Re: Regenerating Unicode tables vs. committing them to source [ In reply to ]

demerphq at gmail

Nov 16, 2023, 4:57 AM

Post #2 of 3 (65 views)

Permalink

On Thu, 16 Nov 2023 at 13:48, Paul "LeoNerd" Evans <leonerd@leonerd.org.uk>
wrote:

> It's often necessary when rebuilding a bleadperl to need to run
> `git clean -dxf` to tidy up all the generated files (especially after
> changing configuration options or a version number bump). This has the
> effect of deleting every file not managed by git.
>
> One annoyance is then that the next time you rebuild perl it spends a
> very long time regenerating unicode tables, as part of
>
> Processing Blocks.txt
> Processing PropList.txt
> Processing SpecialCasing.txt
> ...
>
> I don't think that data changes very often, does it? Is it possible we
> can instead build it in a regen script and keep the generated output
> committed to git instead? This would make the repo/downloads slightly
> larger, but make builds slightly faster. I don't know about other
> people but I'd prefer that trade-off.
>

I have wanted this for a long time, but Karl was opposed. I'll let Karl
explain why himself as I don't remember all the reasons. We do pregenerate
and save parts of the unicode data set, but not all of it.

cheers,
Yves

--
perl -Mre=debug -e "/just|another|perl|hacker/"

Re: Regenerating Unicode tables vs. committing them to source [ In reply to ]

public at khwilliamson

Nov 16, 2023, 1:13 PM

Post #3 of 3 (65 views)

Permalink

On 11/16/23 05:57, demerphq wrote:
> On Thu, 16 Nov 2023 at 13:48, Paul "LeoNerd" Evans
> <leonerd@leonerd.org.uk <mailto:leonerd@leonerd.org.uk>> wrote:
>
> It's often necessary when rebuilding a bleadperl to need to run
> `git clean -dxf` to tidy up all the generated files (especially after
> changing configuration options or a version number bump).

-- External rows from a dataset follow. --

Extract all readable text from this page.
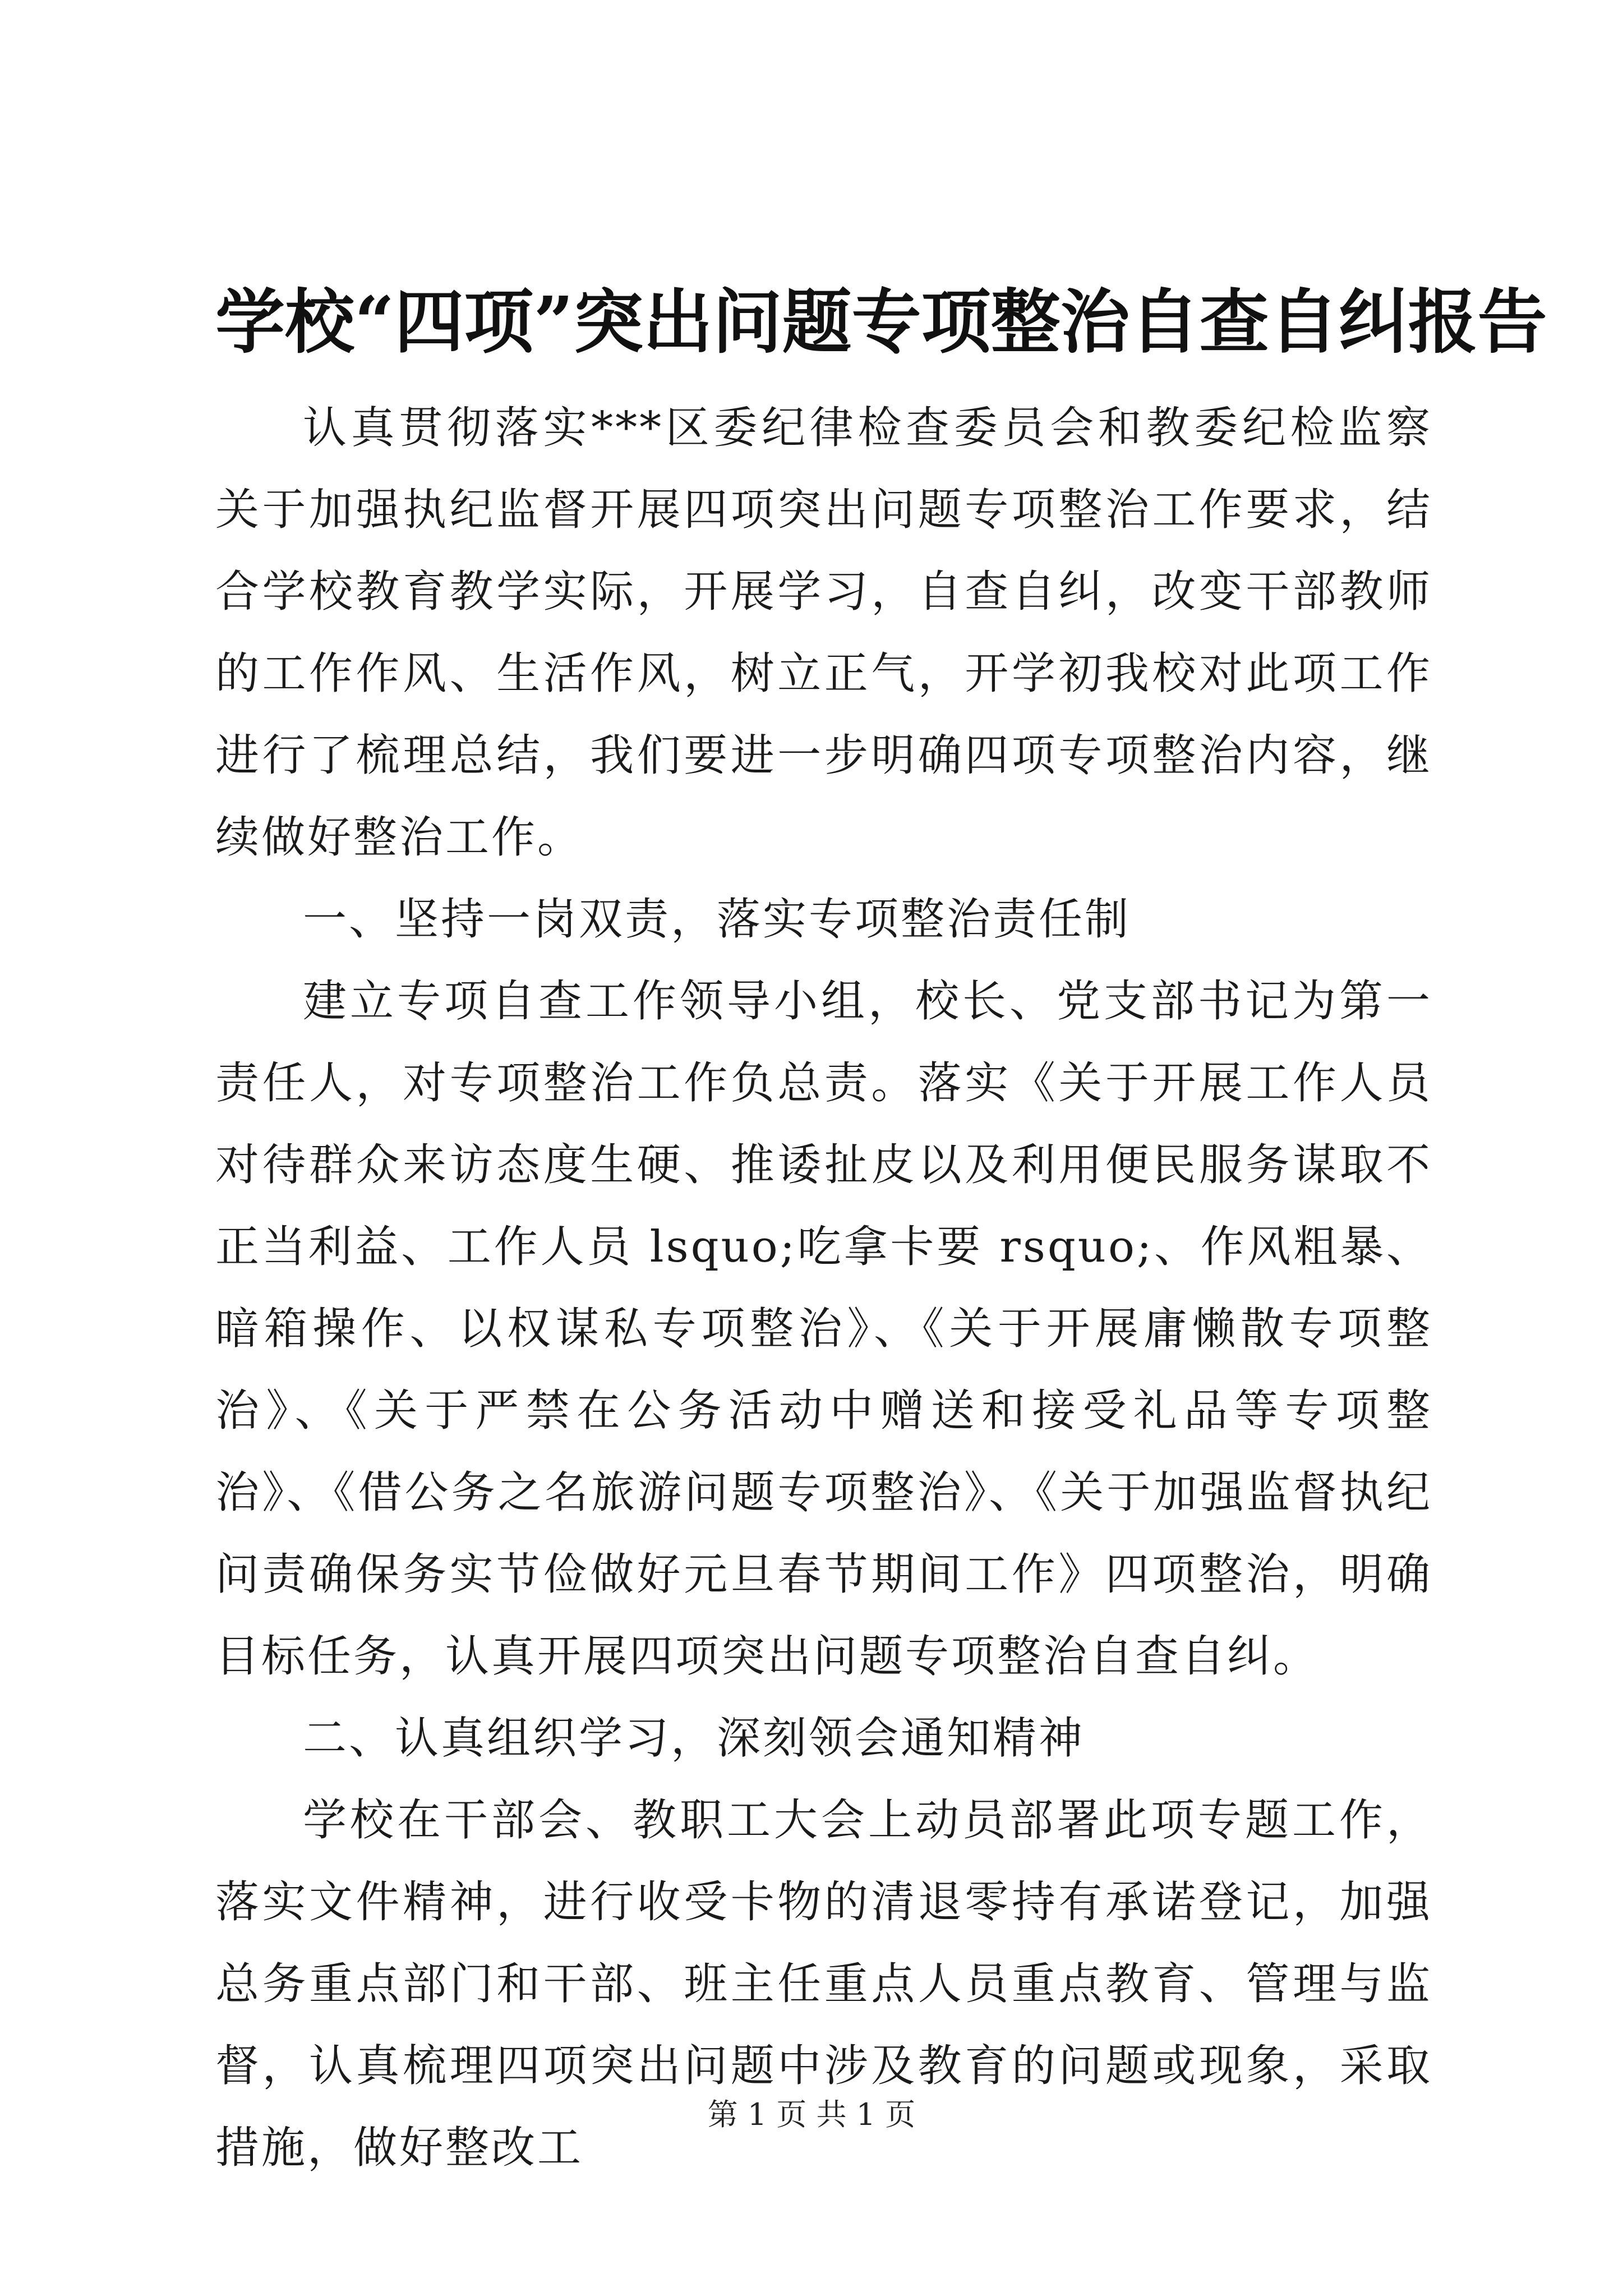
学校“四项”突出问题专项整治自查自纠报告

认真贯彻落实***区委纪律检查委员会和教委纪检监察关于加强执纪监督开展四项突出问题专项整治工作要求，结合学校教育教学实际，开展学习，自查自纠，改变干部教师的工作作风、生活作风，树立正气，开学初我校对此项工作进行了梳理总结，我们要进一步明确四项专项整治内容，继续做好整治工作。

一、坚持一岗双责，落实专项整治责任制

建立专项自查工作领导小组，校长、党支部书记为第一责任人，对专项整治工作负总责。落实《关于开展工作人员对待群众来访态度生硬、推诿扯皮以及利用便民服务谋取不正当利益、工作人员 lsquo;吃拿卡要 rsquo;、作风粗暴、暗箱操作、以权谋私专项整治》、《关于开展庸懒散专项整治》、《关于严禁在公务活动中赠送和接受礼品等专项整治》、《借公务之名旅游问题专项整治》、《关于加强监督执纪问责确保务实节俭做好元旦春节期间工作》四项整治，明确目标任务，认真开展四项突出问题专项整治自查自纠。

二、认真组织学习，深刻领会通知精神

学校在干部会、教职工大会上动员部署此项专题工作，落实文件精神，进行收受卡物的清退零持有承诺登记，加强总务重点部门和干部、班主任重点人员重点教育、管理与监督，认真梳理四项突出问题中涉及教育的问题或现象，采取措施，做好整改工

第 1 页 共 1 页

This has the
> effect of deleting every file not managed by git.
>
> One annoyance is then that the next time you rebuild perl it spends a
> very long time regenerating unicode tables, as part of
>
> Processing Blocks.txt
> Processing PropList.txt
> Processing SpecialCasing.txt
> ...
>
> I don't think that data changes very often, does it? Is it possible we
> can instead build it in a regen script and keep the generated output
> committed to git instead? This would make the repo/downloads slightly
> larger, but make builds slightly faster. I don't know about other
> people but I'd prefer that trade-off.
>
>
> I have wanted this for a long time, but Karl was opposed. I'll let Karl
> explain why himself as I don't remember all the reasons. We do
> pregenerate and save parts of the unicode data set, but not all of it.
>
> cheers,
> Yves
>
>

Actually originally it was Nicholas who opposed it.

The problem now is it can't be done because of EBCDIC. Those generated
files differ depending on the target machine's character set, so can't
be put under source control.

I got quite a ways along several years ago in having mktables generate
#ifdef'd tables that can be put under source control, to address the
very issue brought up in this email thread. But then I ran into a road
block that required a significant other effort to resolve. I am nearly
done with that detour and then can continue on with the original work.

mktables then should only need to be run when fixing a bug in it, or
when changing to a new Unicode version.

(I have noticed mktables runs much much faster if perl is compiled with
C optimization enabled.)
--
> perl -Mre=debug -e "/just|another|perl|hacker/"